JC : Vous avez aussi écrit sur l’héritage du survivant d’Auschwitz italien Primo Levi. Comme j’ai appris en enseignant son œuvre l’année dernière, sa relation évolutive au sionisme était conflictuelle et illustrative de sa génération. Après la guerre, il a sympathisé avec Israël comme terre des survivants de l’Holocauste, l’appelant même sa « seconde patrie ». Mais il a aussi ouvertement critiqué les courants politiques qu’il considérait fascistes, y compris le sionisme révisionniste de Jabotinsky à Begin. Il était un témoin-survivant distinctif à deux égards. Premièrement, comme vous l’écrivez, parce qu’« il avait été déporté comme Juif, mais avait été arrêté comme partisan », et tenait donc que « les mémoires juives et antifascistes ne pouvaient exister qu’ensemble, comme mémoires jumelles ». Deuxièmement, sa conception humaniste-éclairée de la moralité post-Holocauste, employant des concepts comme la « zone grise », rejette les binaires simplistes du bien et du mal. Ces aspects rendent-ils son œuvre plus résistante à la déformation ?

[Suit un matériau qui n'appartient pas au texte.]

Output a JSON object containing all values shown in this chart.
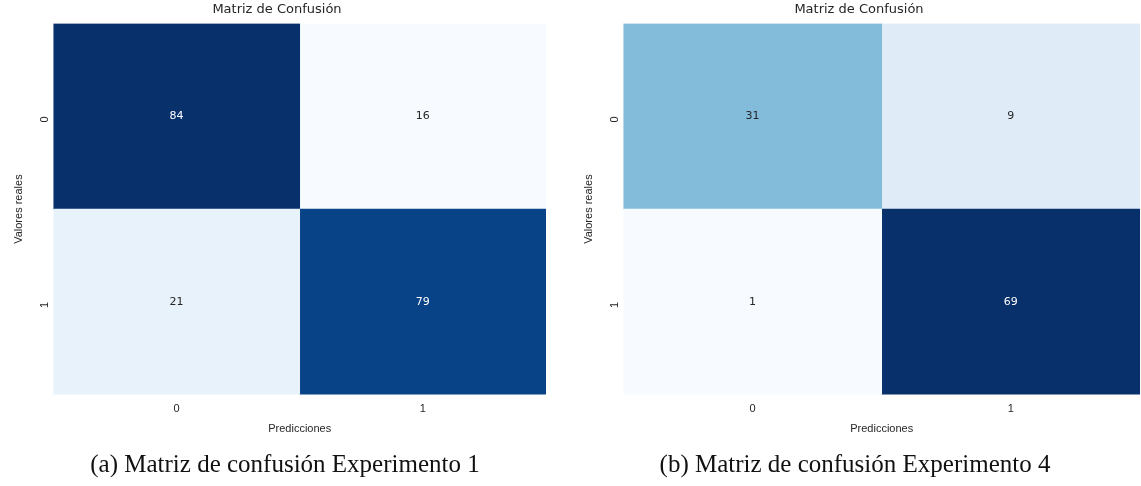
{
  "chart_data": [
    {
      "type": "heatmap",
      "title": "Matriz de Confusión",
      "xlabel": "Predicciones",
      "ylabel": "Valores reales",
      "categories": [
        "0",
        "1"
      ],
      "y_categories": [
        "0",
        "1"
      ],
      "cells": [
        [
          84,
          16
        ],
        [
          21,
          79
        ]
      ],
      "data_labels": true,
      "annotations": [
        "(a) Matriz de confusión Experimento 1"
      ]
    },
    {
      "type": "heatmap",
      "title": "Matriz de Confusión",
      "xlabel": "Predicciones",
      "ylabel": "Valores reales",
      "categories": [
        "0",
        "1"
      ],
      "y_categories": [
        "0",
        "1"
      ],
      "cells": [
        [
          31,
          9
        ],
        [
          1,
          69
        ]
      ],
      "data_labels": true,
      "annotations": [
        "(b) Matriz de confusión Experimento 4"
      ]
    }
  ]
}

ET : La canonisation contemporaine de Primo Levi comme figure iconique du catéchisme de l’Holocauste est profondément discordante avec sa propre conception du témoignage. À ses yeux, les témoins n’étaient ni des saints séculiers ni des oracles. Il a toujours insisté sur les limites de la mémoire individuelle. Ceux qui ont survécu à l’Holocauste n’étaient ni les « meilleurs » ni les plus résistants ; ils étaient simplement des gens « chanceux » au milieu d’une tragédie historique. Leur expérience des camps de la mort était limitée ; ils n’avaient pas connu les chambres à gaz et donc, a-t-il souligné, ils n’étaient que des témoins indirects. Avec une sévérité extrême envers lui-même et ses compagnons de détention qui étaient revenus de la déportation vers les camps nazis, il s’est décrit comme représentant une minorité « anomale » ainsi qu’exiguë : ceux qui par hasard n’avaient pas « touché le fond ». Ceux qui l’ont fait, « ceux qui ont vu la Gorgone, ne sont pas revenus pour le dire, ou sont revenus muets. » Les « noyés », a-t-il ajouté, « sont la règle, nous sommes l’exception. » Les souvenirs des témoins pouvaient jouer un rôle crucial dans le processus de construction d’une conscience historique collective, mais ils ne méritaient ni médailles ni privilèges. Il croyait en certaines valeurs de gauche comme l’auto-émancipation et, en tant qu’avocat des Lumières, il considérait le témoignage comme une expression de la raison humaine. Il était profondément engagé dans l’antifascisme et ne pouvait concevoir sa mémoire d’Auschwitz comme séparée de l’héritage de la Résistance. Il ne pouvait certainement pas imaginer les héritiers du fascisme (Giorgia Meloni) comme partisans d’Israël et fléaux de l’antisémitisme, mais il n’était pas aveugle à l’oppression israélienne des Palestiniens. En 1982, il a décrit Menachem Begin comme « fasciste ». En fait, il serait difficile de trouver un Juif diasporique moins sioniste que Primo Levi. Il était italien et n’a jamais ressenti sa judéité comme un sentiment patriotique ou une identité nationale.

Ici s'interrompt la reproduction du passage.